Qualcuno da promuovere?
"Il francese Bardet mi è piaciuto, ha corso con coraggio, il suo secondo posto è meritato. E poi Sagan... Quando va a caccia delle tappe è uno spettacolo".

Italiani, note dolenti
"Nibali non è andato per la classifica, da Aru invece mi aspettavo entrasse tra i primi cinque. Ma si rifarà".
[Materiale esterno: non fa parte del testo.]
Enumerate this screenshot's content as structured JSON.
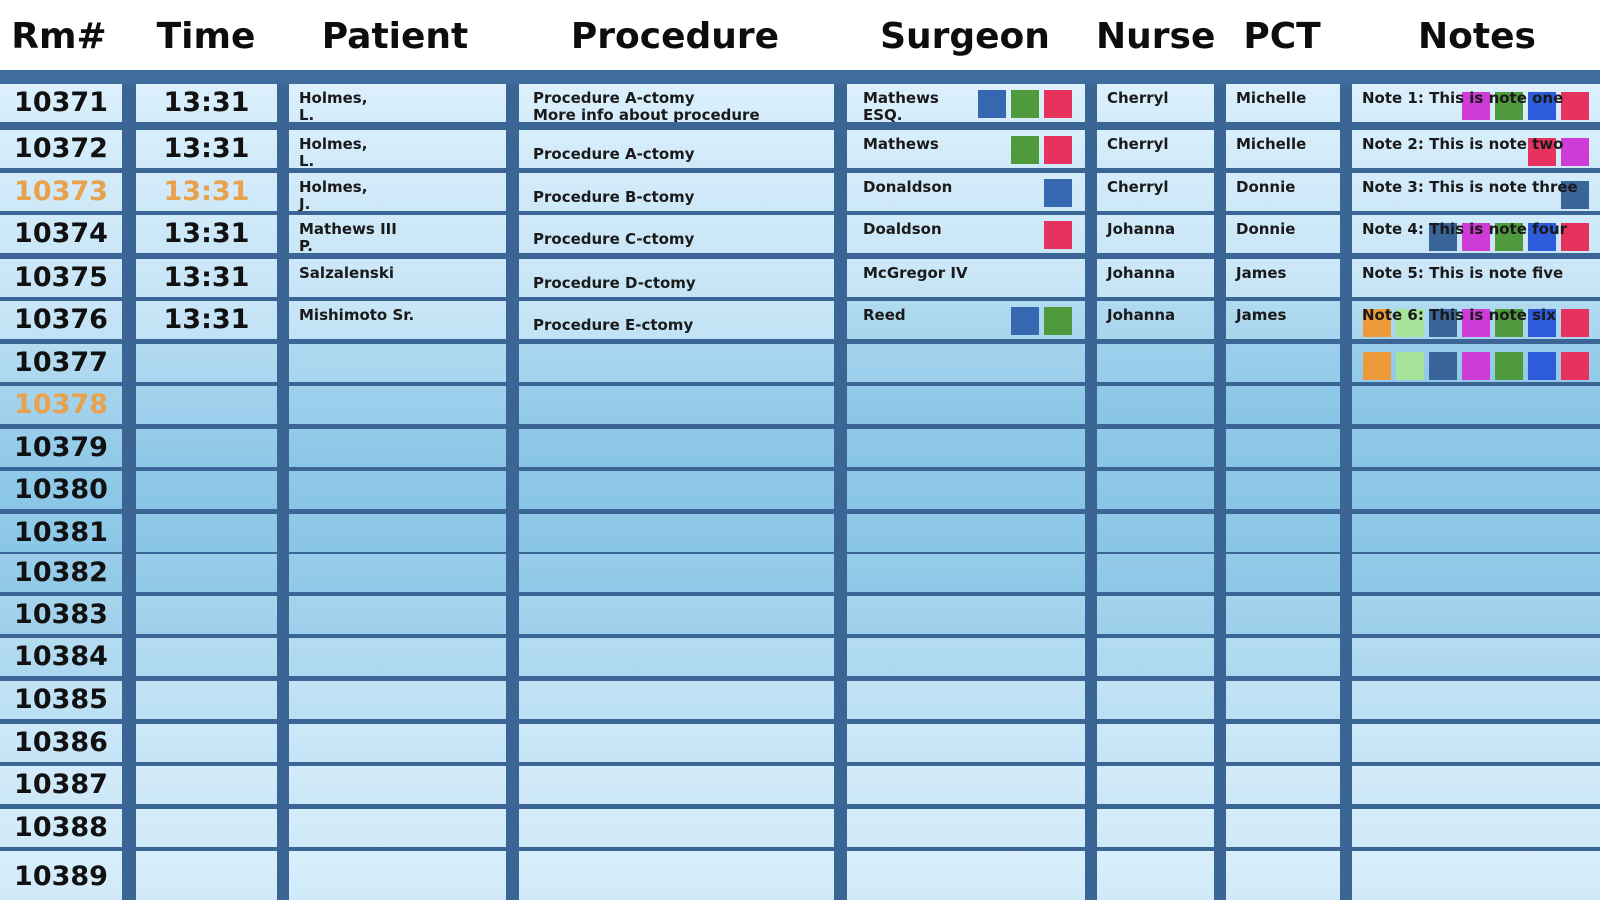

Non sarà che questo ciclismo è troppo tecnologico?
"Gli auricolari sono uno dei fattori che mi piace di meno. C'è troppo controllo, con questa logica azioni di fantasia come quella splendida di Bardet saranno sempre più rare".

C'è anche paura di osare?
"Sì. L'essenza del ciclismo è il rischio, l'inventiva. Bisogna attaccare, mettere anche in conto la possibilità di scoppiare, ma essere pronti a riprovarci subito".

Questo avviene sempre meno.
"Chiamo in causa i genitori. Mi è capitato di vedere delle corse di ragazzini che venivano apostrofati duramente se sbagliavano tattica. Tutto questo è assurdo, il ciclismo ha una base istintiva che va coltivata da subito. Il ciclista non va mai frenato...".

Ma Gimondi contro Froome?
"Potevo batterlo, ma pongo una condizione che la sorprenderà. Avrei voluto con me un certo Eddy Merckx".

Addirittura, ma poi avrebbe rischiato di perdere da lui.
"Forse, ma mica è detto. Intanto mi tengo Eddy in corsa. A 100 km dall'arrivo cominciava a tirare come un matto e allora avrei voluto vederli quelli della Sky".